Introducing Mutual Insurance

Bitcoin has a reputation for being a volatile asset. When you also factor in the current economic climate and speculation surrounding the recent Bitcoin halving, wild price swings are often the order of the day.

This can be a problem for traders. What if the price moves against your position? In a worst-case scenario, that could mean liquidation. That’s where our new Mutual Insurance function can help.  

Offering a solution

We are pleased to announce a new feature — Mutual Insurance, a risk management tool that enables traders to hedge against unfavorable market movements. In the event that a user experiences loss on their insured position (within the effective period of the insurance), the user will receive a payoff from the mutual insurance fund.

We offer protection to either a long or short position.

A trader with a long BTCUSD position can purchase long protection to hedge against potential downside risk.

A trader with a short BTCUSD position can purchase short protection to hedge against potential upside risk.
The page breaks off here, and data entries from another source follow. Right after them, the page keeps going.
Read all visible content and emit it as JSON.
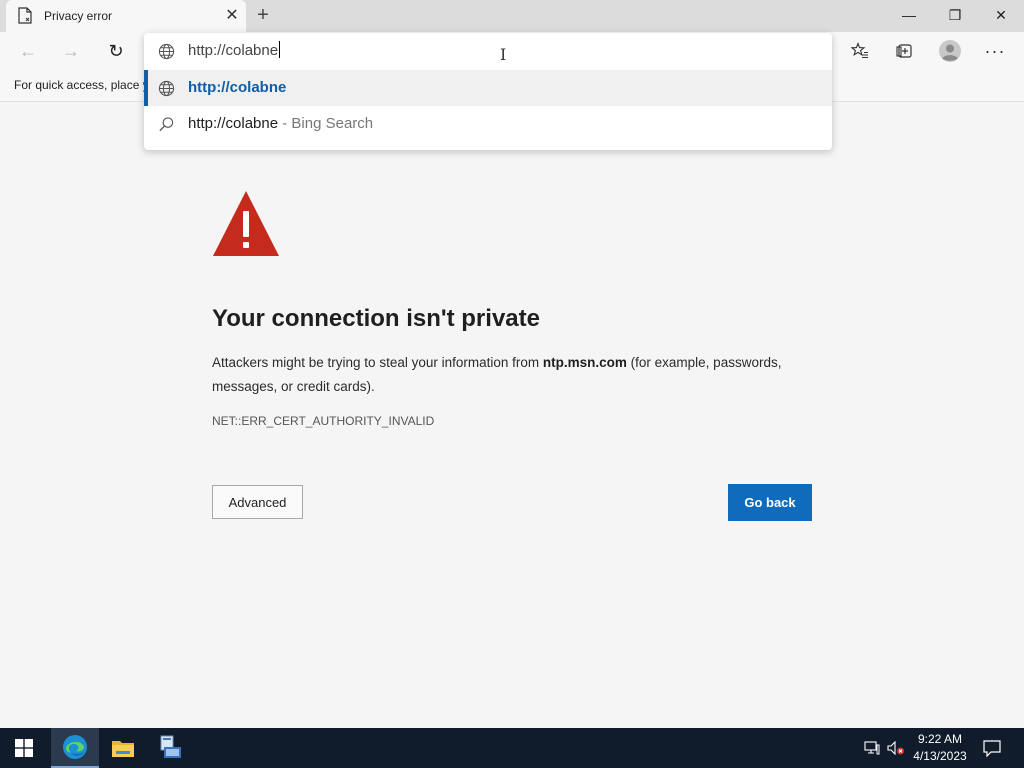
{
  "tab": {
    "title": "Privacy error",
    "close": "✕",
    "new_tab": "+"
  },
  "window": {
    "minimize": "—",
    "restore": "❐",
    "close": "✕"
  },
  "toolbar": {
    "back": "←",
    "forward": "→",
    "refresh": "↻",
    "more": "···"
  },
  "address_bar": {
    "value": "http://colabne"
  },
  "suggestions": [
    {
      "text": "http://colabne",
      "suffix": "",
      "type": "url",
      "selected": true
    },
    {
      "text": "http://colabne",
      "suffix": " - Bing Search",
      "type": "search",
      "selected": false
    }
  ],
  "favorites_bar": {
    "text": "For quick access, place y"
  },
  "page": {
    "headline": "Your connection isn't private",
    "desc_before": "Attackers might be trying to steal your information from ",
    "desc_host": "ntp.msn.com",
    "desc_after": " (for example, passwords, messages, or credit cards).",
    "error_code": "NET::ERR_CERT_AUTHORITY_INVALID",
    "advanced_label": "Advanced",
    "go_back_label": "Go back"
  },
  "taskbar": {
    "time": "9:22 AM",
    "date": "4/13/2023"
  },
  "colors": {
    "accent": "#0f6cbd",
    "warning": "#c42b1c",
    "taskbar": "#101c2b"
  }
}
What are the main features of Mutual Insurance?

Traders can take out insurance for periods of 2 hours, 12 hours, or 48 hours. 

Traders can also decide to take out insurance for 100% of their position, or partial insurance for 75%, 50%, or 25% of their position.

Traders pay an insurance premium to get protected. All the insurance premium will be credited to a Mutual Insurance Fund, and all the Mutual Insurance payoffs come from the Mutual Insurance Fund. That’s why it’s called ‘Mutual Insurance’.

Bybit will inject 200 BTC as initial capital to launch the Mutual Insurance Fund.

Trade without the risk

Bybit’s Mutual Insurance is a good risk management tool if you foresee high volatility or when the market trend is unclear. If the market moves against your position, rest assured that you will be compensated.